Evreux, 17 mai. (Par dépêche de notre correspondant particulier.) – A Caer, petit hameau situé à quelques kilomètres d’Evreux, Germain Percebois, vingt et un ans, menuisier, s’était passionnément épris d’Eugénie Lacote, seize ans, journalière à Gravigny. Il devait l’épouser dans deux, quand il reviendrait du régiment ; mais il apprit que la jeune fille se jouait de lui. Il ne put surmonter son désespoir et résolut de la tuer et de se suicider ensuite.

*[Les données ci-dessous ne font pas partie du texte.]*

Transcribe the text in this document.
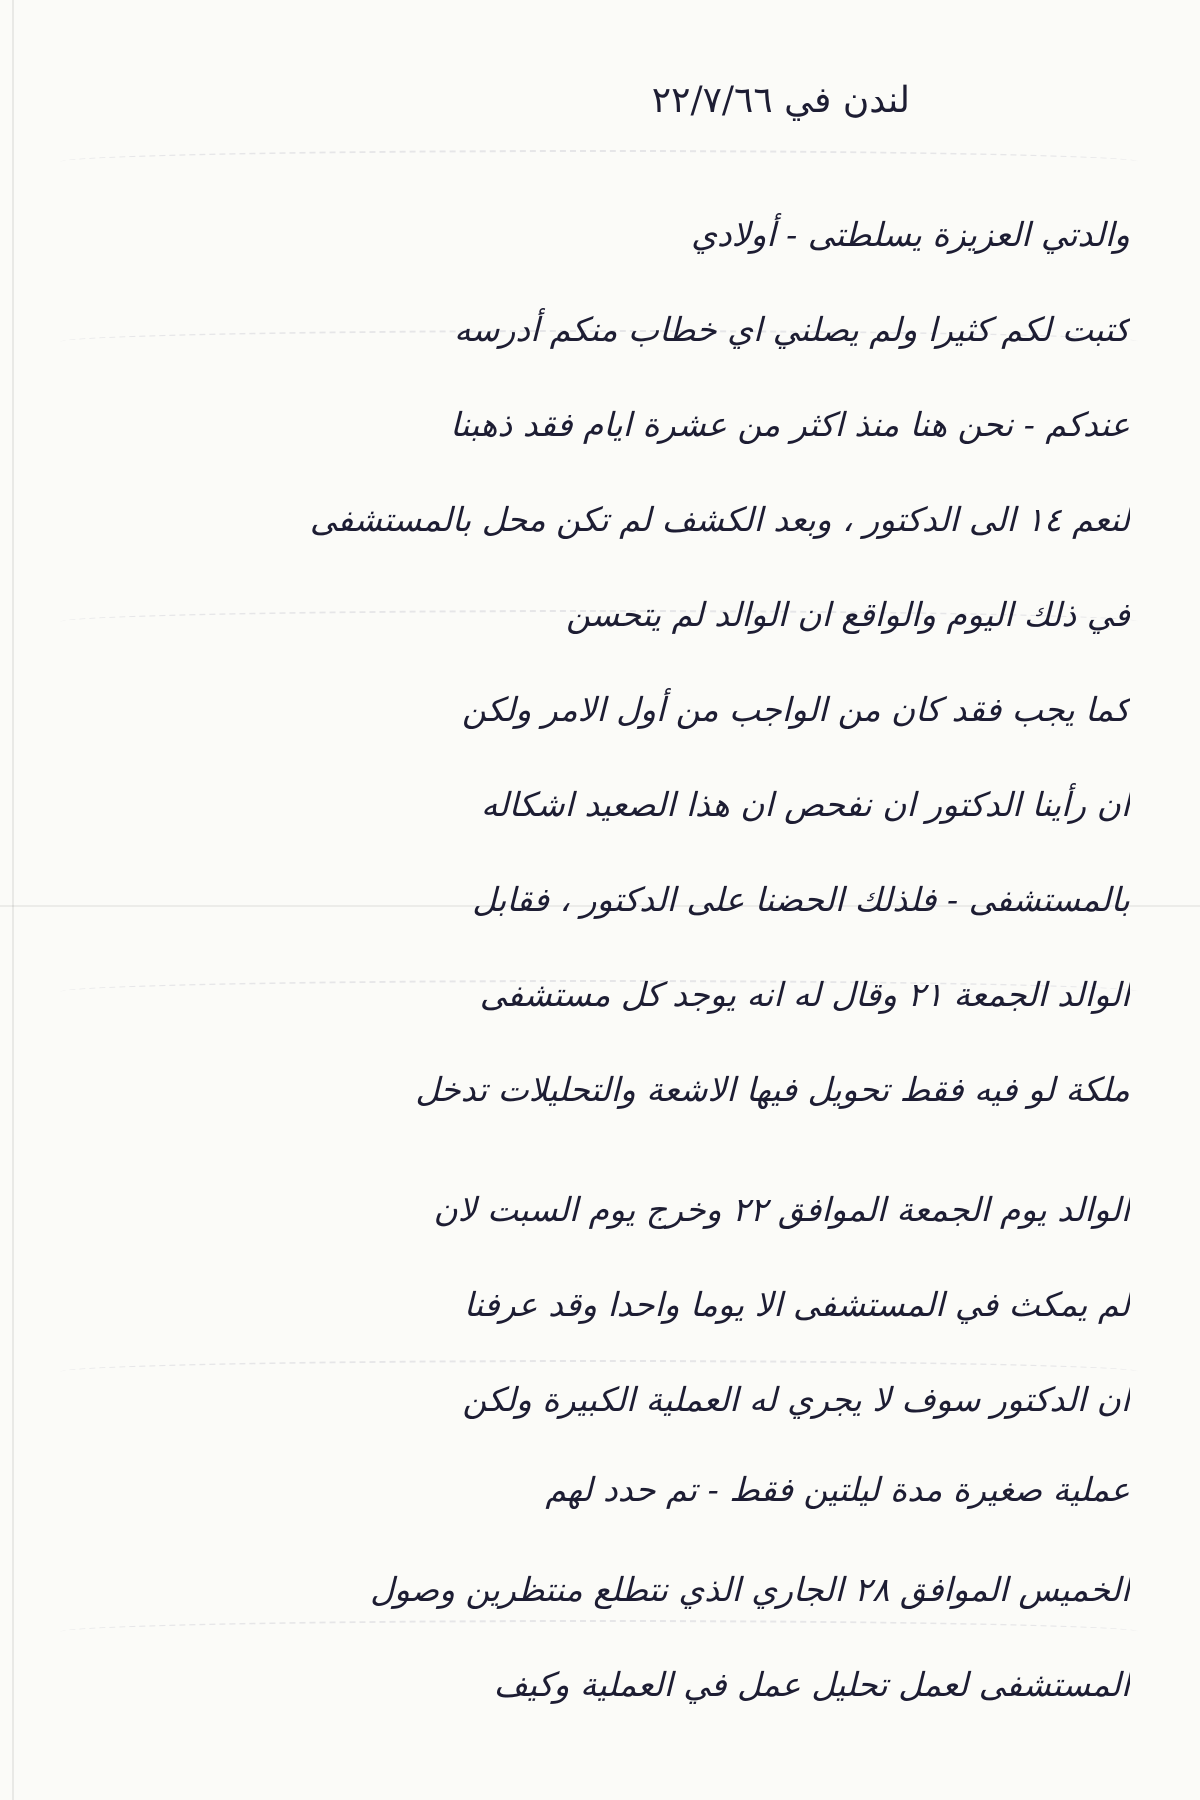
لندن في ٢٢/٧/٦٦
والدتي العزيزة يسلطتى - أولادي
كتبت لكم كثيرا ولم يصلني اي خطاب منكم أدرسه
عندكم - نحن هنا منذ اكثر من عشرة ايام فقد ذهبنا
لنعم ١٤ الى الدكتور ، وبعد الكشف لم تكن محل بالمستشفى
في ذلك اليوم والواقع ان الوالد لم يتحسن
كما يجب فقد كان من الواجب من أول الامر ولكن
ان رأينا الدكتور ان نفحص ان هذا الصعيد اشكاله
بالمستشفى - فلذلك الحضنا على الدكتور ، فقابل
الوالد الجمعة ٢١ وقال له انه يوجد كل مستشفى
ملكة لو فيه فقط تحويل فيها الاشعة والتحليلات تدخل
الوالد يوم الجمعة الموافق ٢٢ وخرج يوم السبت لان
لم يمكث في المستشفى الا يوما واحدا وقد عرفنا
ان الدكتور سوف لا يجري له العملية الكبيرة ولكن
عملية صغيرة مدة ليلتين فقط - تم حدد لهم
الخميس الموافق ٢٨ الجاري الذي نتطلع منتظرين وصول
المستشفى لعمل تحليل عمل في العملية وكيف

  • Hier soir, vers huit heures, après avoir passé l’après-midi en compagnie d’Eugénie Lacote à rire et s’amuser, il sortait soudain un revolver de sa poche et, sans mot dire, fit, à deux reprises, feu sur la malheureuse. Atteinte à la tête et au bras gauche, elle s’enfuit tout ensanglantée. Tournant son arme contre lui-même, le meurtrier se logea deux balles dans la tête et roula sur le sol foudroyé.

On a trouvé sur lui la lettre où il annonçait à ses parents sa funeste détermination et leur demandait pardon.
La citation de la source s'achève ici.